きんゐかうし卿

猛獣WARSのきんゐかうし卿のネタバレレビュー・内容・結末

猛獣WARS(2012年製作の映画)
1.0

このレビューはネタバレを含みます

 




『絶句し憐れんだ後、嘲笑うしかない』

自宅にて鑑賞。日本劇場未公開、原題"Rise of the Animals"。アニマルパニックで一種のロードムービーでディザスターものではあるが、その原因は動物達の集団ヒステリーと説明がなされる。序盤から全篇に亘り、溢れるぬいぐるみ感の中、カモメや尻尾を振る犬と云った車中に飛び込むのやどこ向いて走ってるのか判らない馬等は本物。目新しくもないお噺に画や演出も素人レベル。全篇、緊張感や緊迫感が微塵も感じられず、きっかけを失い呆然と立ち尽くし、固まり続けるだけに見える全く華が無い演者陣。友人を拾い、道に迷ったが為、冷めきったピザを届けその儘、配達先(顧客)のパーティに参加する自由過ぎる"Pizza Eatza"の宅配バイト、更にはその営業車で何してるんだか。兎にも角にも突っ込み所が多過ぎてとても書き切れない。10/100点。

・冒頭の猫に始まり、ウサギ、犬、カモメ、鹿、リス、馬、ゴリラ、亀、ワニ、熊……と脈絡無く登場するバラエティ豊かな“猛獣”達の中、触手のみで全貌が判らない水棲生物や、河からはスッポンだか亀だかよく判らないのが飛び出す──よく判らないと云えば、パーティや車内等で貪り喰らい附いてたりする茶色い毛玉の様な塊の正体も謎である。かなりの尺を使って描かれている鳴き声が妙な鹿(中にはトナカイも混じっている)は血の飛び方がおかしいが、炎出乍ら出血するのはもっと変である──そもそも鹿類は草食動物であり、人間を襲う事はあっても食したりはしない。

・1時間ちょっとのごく短い尺なのに10分近くあるスタッフロールを眺めていると、馬、犬、カモメ、猫とクレジットされており、それぞれにトレーナーが配されている(ただの飼い主なのでは)。

・馬を蹴り倒し、熊を一刀両断でのしてしまうS.モッタの“レイチェル”、彼女は彷徨を続ける中、太く白いベルトの有無やシャツの柄等、微妙に服装が変化していた。
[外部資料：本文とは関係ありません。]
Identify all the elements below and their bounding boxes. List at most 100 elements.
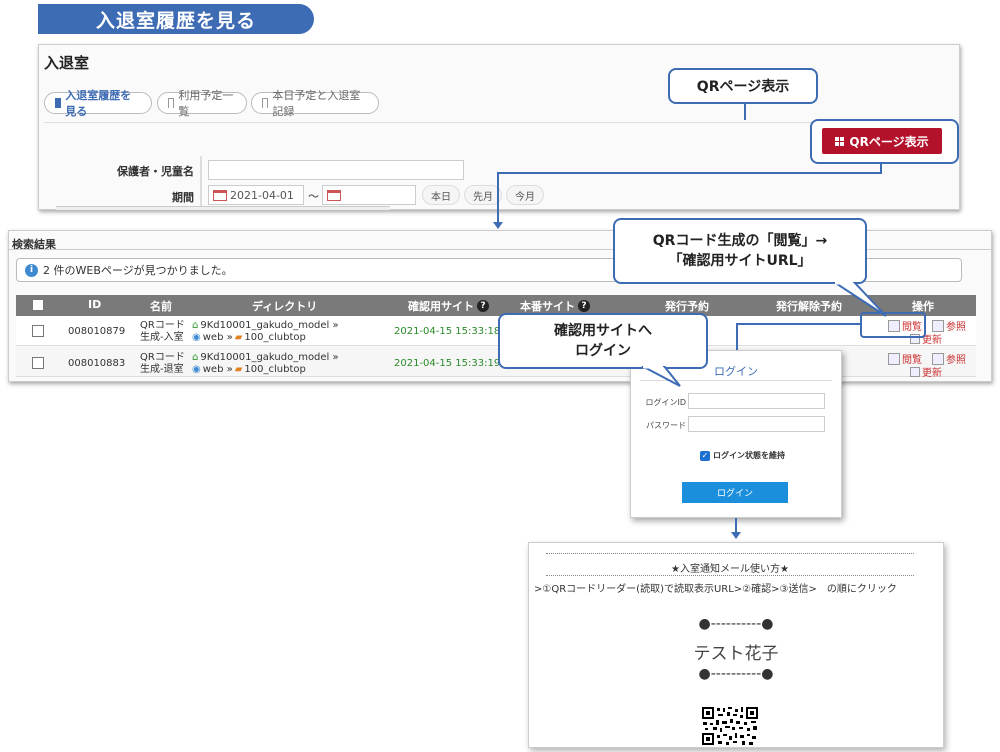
- guardian-name-label: 保護者・児童名: [117, 165, 194, 178]
- col-directory: ディレクトリ: [252, 300, 318, 313]
- arrow-down-icon: [493, 222, 503, 229]
- tab-today-schedule-label: 本日予定と入退室記録: [272, 89, 361, 118]
- qr-code-icon: [701, 706, 759, 746]
- folder-icon: ▰: [234, 332, 243, 343]
- update-label: 更新: [922, 368, 942, 379]
- row-checkbox[interactable]: [32, 325, 44, 337]
- period-label: 期間: [172, 191, 194, 204]
- view-icon: [888, 352, 900, 365]
- panel-title: 入退室: [44, 54, 90, 72]
- connector: [736, 323, 860, 325]
- col-publish-reserve: 発行予約: [665, 300, 709, 313]
- date-from-input[interactable]: 2021-04-01: [208, 185, 304, 205]
- row-directory-text: 100_clubtop: [244, 364, 306, 375]
- reference-icon: [932, 319, 944, 332]
- update-button[interactable]: 更新: [910, 364, 942, 379]
- date-to-input[interactable]: [322, 185, 416, 205]
- login-callout: 確認用サイトへ ログイン: [498, 313, 708, 369]
- calendar-icon: [213, 189, 227, 201]
- connector: [497, 172, 499, 224]
- bookmark-icon: [168, 98, 175, 108]
- qr-page-button[interactable]: QRページ表示: [822, 128, 942, 154]
- preview-heading: ★入室通知メール使い方★: [671, 564, 789, 575]
- globe-icon: ◉: [192, 332, 201, 343]
- bookmark-icon: [262, 98, 269, 108]
- login-id-input[interactable]: [688, 393, 825, 409]
- bookmark-icon: [55, 98, 62, 108]
- results-count-message: 2 件のWEBページが見つかりました。: [43, 264, 233, 277]
- calendar-icon: [327, 189, 341, 201]
- row-confirm-site: 2021-04-15 15:33:18: [394, 326, 501, 337]
- preview-instruction: >①QRコードリーダー(読取)で読取表示URL>②確認>③送信> の順にクリック: [534, 584, 897, 595]
- row-name-1: QRコード: [140, 352, 185, 363]
- tab-history-label: 入退室履歴を見る: [65, 89, 132, 118]
- callout-pointer: [744, 104, 746, 120]
- password-label: パスワード: [646, 421, 686, 430]
- callout-tail: [641, 366, 681, 387]
- date-from-value: 2021-04-01: [230, 188, 294, 202]
- row-directory-1[interactable]: ⌂ 9Kd10001_gakudo_model »: [192, 320, 339, 332]
- row-directory-text: web »: [202, 364, 233, 375]
- col-live-site-label: 本番サイト: [520, 300, 575, 313]
- tab-schedule-list[interactable]: 利用予定一覧: [157, 89, 247, 118]
- row-checkbox[interactable]: [32, 357, 44, 369]
- arrow-down-icon: [731, 532, 741, 539]
- checkmark-icon: ✓: [700, 450, 710, 461]
- login-id-label: ログインID: [645, 398, 686, 407]
- row-directory-2[interactable]: ◉ web » ▰ 100_clubtop: [192, 332, 306, 344]
- form-divider: [200, 156, 202, 206]
- keep-login-label: ログイン状態を維持: [713, 451, 785, 460]
- col-id: ID: [88, 298, 102, 311]
- tab-history[interactable]: 入退室履歴を見る: [44, 89, 152, 118]
- qr-icon: [835, 136, 845, 146]
- dotted-divider: [546, 553, 914, 554]
- reference-label: 参照: [946, 355, 966, 366]
- globe-icon: ◉: [192, 364, 201, 375]
- tab-schedule-list-label: 利用予定一覧: [178, 89, 234, 118]
- callout-line: 確認用サイトへ: [554, 323, 652, 339]
- callout-line: ログイン: [575, 343, 631, 359]
- login-button[interactable]: ログイン: [682, 482, 788, 503]
- row-confirm-site: 2021-04-15 15:33:19: [394, 358, 501, 369]
- row-name-2: 生成-退室: [140, 364, 184, 375]
- row-directory-text: 9Kd10001_gakudo_model »: [200, 320, 339, 331]
- tab-today-schedule[interactable]: 本日予定と入退室記録: [251, 89, 379, 118]
- connector: [736, 323, 738, 351]
- row-directory-2[interactable]: ◉ web » ▰ 100_clubtop: [192, 364, 306, 376]
- preview-dashes: ●----------●: [698, 666, 774, 682]
- edit-icon: [910, 366, 920, 377]
- connector: [497, 172, 882, 174]
- range-separator: ～: [308, 190, 319, 203]
- home-icon: ⌂: [192, 352, 199, 363]
- guardian-name-input[interactable]: [208, 160, 464, 180]
- next-row-peek: [56, 206, 390, 210]
- reference-icon: [932, 352, 944, 365]
- dotted-divider: [546, 575, 914, 576]
- info-icon: i: [25, 263, 38, 277]
- callout-line: 「確認用サイトURL」: [668, 253, 812, 269]
- select-all-checkbox[interactable]: [32, 299, 44, 311]
- help-icon[interactable]: ?: [477, 300, 489, 312]
- password-input[interactable]: [688, 416, 825, 432]
- col-live-site: 本番サイト?: [520, 298, 590, 314]
- keep-login-checkbox[interactable]: ✓ ログイン状態を維持: [700, 450, 785, 461]
- view-url-callout: QRコード生成の「閲覧」→ 「確認用サイトURL」: [613, 218, 867, 284]
- row-id: 008010879: [68, 326, 126, 337]
- page-heading: 入退室履歴を見る: [38, 4, 314, 34]
- row-directory-text: 100_clubtop: [244, 332, 306, 343]
- col-confirm-site-label: 確認用サイト: [408, 300, 474, 313]
- qr-page-button-label: QRページ表示: [849, 134, 929, 149]
- col-confirm-site: 確認用サイト?: [408, 298, 489, 314]
- home-icon: ⌂: [192, 320, 199, 331]
- col-name: 名前: [150, 300, 172, 313]
- folder-icon: ▰: [234, 364, 243, 375]
- row-directory-text: 9Kd10001_gakudo_model »: [200, 352, 339, 363]
- today-button[interactable]: 本日: [422, 185, 460, 205]
- row-directory-1[interactable]: ⌂ 9Kd10001_gakudo_model »: [192, 352, 339, 364]
- help-icon[interactable]: ?: [578, 300, 590, 312]
- preview-dashes: ●----------●: [698, 616, 774, 632]
- row-directory-text: web »: [202, 332, 233, 343]
- qr-page-callout: QRページ表示: [668, 68, 818, 104]
- this-month-button[interactable]: 今月: [506, 185, 544, 205]
- callout-line: QRコード生成の「閲覧」→: [652, 233, 828, 249]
作り手は血糊や泥等で、登場人物達の顔や服を汚すのがお好みのようであり、どう考えても返り血には見えないシーンが何度も登場する。

・エンドロールで流れるのはまるで酔っ払った勢いで録った様な酷い音質の唄であり、本篇内のBGMも画面に負けじ劣らずの出来で、今時、自主制作の方がもう少しまともな仕上がりだと思われる。真面目に作ったのなら、想い出にでも浸り乍ら仲間内で愉しむパーティービデオの様な出来栄えで、他人様に見せるべきではない完成度の代物。恐らく地上波はおろか、TV放送では流れないだろうし、偶然眼にする機会等無きに等しいと思われ、自ら手にしないと観れないと筈であり、その意味で鑑賞した者は貴重な体験を得たと云える。

・ラジオネーム〝人類の友は 地球の敵〟さん、ハムスターが暴れ出し、アライグマがゴミを漁り、“チューウイウイ”と云う名の犬が空高く吹き飛んだ(云う迄もなく某シリーズ作を捩ったのであろう)等、事態の深刻さを判ってないのはそんな報告を聴きたがり、“タイラー”と電話するJ.ローラ演じる“ディスクジョッキー”やG.A.ローズ演じる“ジェフ・ウォード”貴方達自身だ。ちなみにこのラジオ放送内で紹介される“ボブ(ボビー)”と“ロバート”って同じなのではなかろうか。